The goal is to make the archaeological record browsable—not just grep-able.

Because not everyone always lives in the terminal—me included.

Conclusion

Building ctx using ctx was a meta-experiment in AI-assisted development.

I learned that memory isn't just convenient—it's transformative:

  • An AI that remembers your decisions doesn't repeat mistakes.
  • An AI that knows your conventions doesn't need them re-explained.

If you are reading this, chances are that you already have heard about ctx.

Session Records are a Gold Mine

By the time of this writing, I have more than 70 megabytes of text-only session capture, spread across >100 markdown and JSONL files.
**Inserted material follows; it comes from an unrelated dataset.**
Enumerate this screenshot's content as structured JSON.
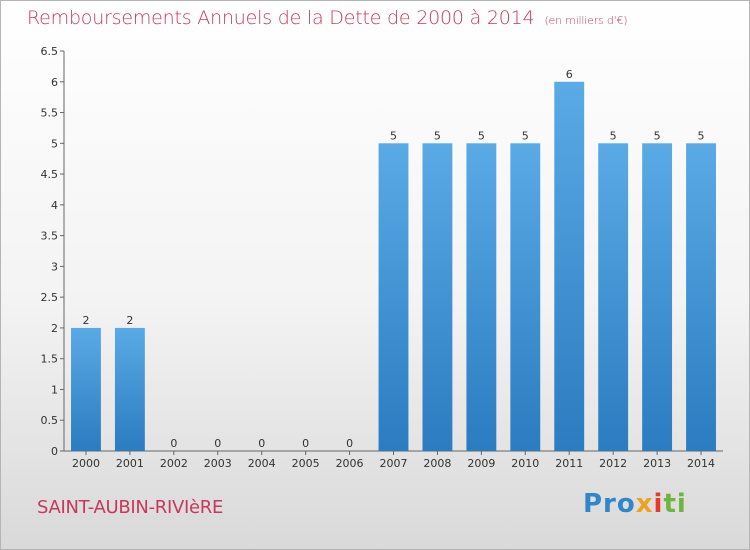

I am analyzing, synthesizing, encriching them with AI, running RAG
(*Retrieval-Augmented Generation*) models on them, and the outcome
surprises me every day.

If you are a mere mortal tired of reset amnesia, give ctx a try.

And when you do, check .context/sessions/ sometime.

The archaeological record might surprise you.


This blog post was written with the help of ctx with full access to the ctx session files, decision log, learning log, task archives, and git history of ctx—The meta continues.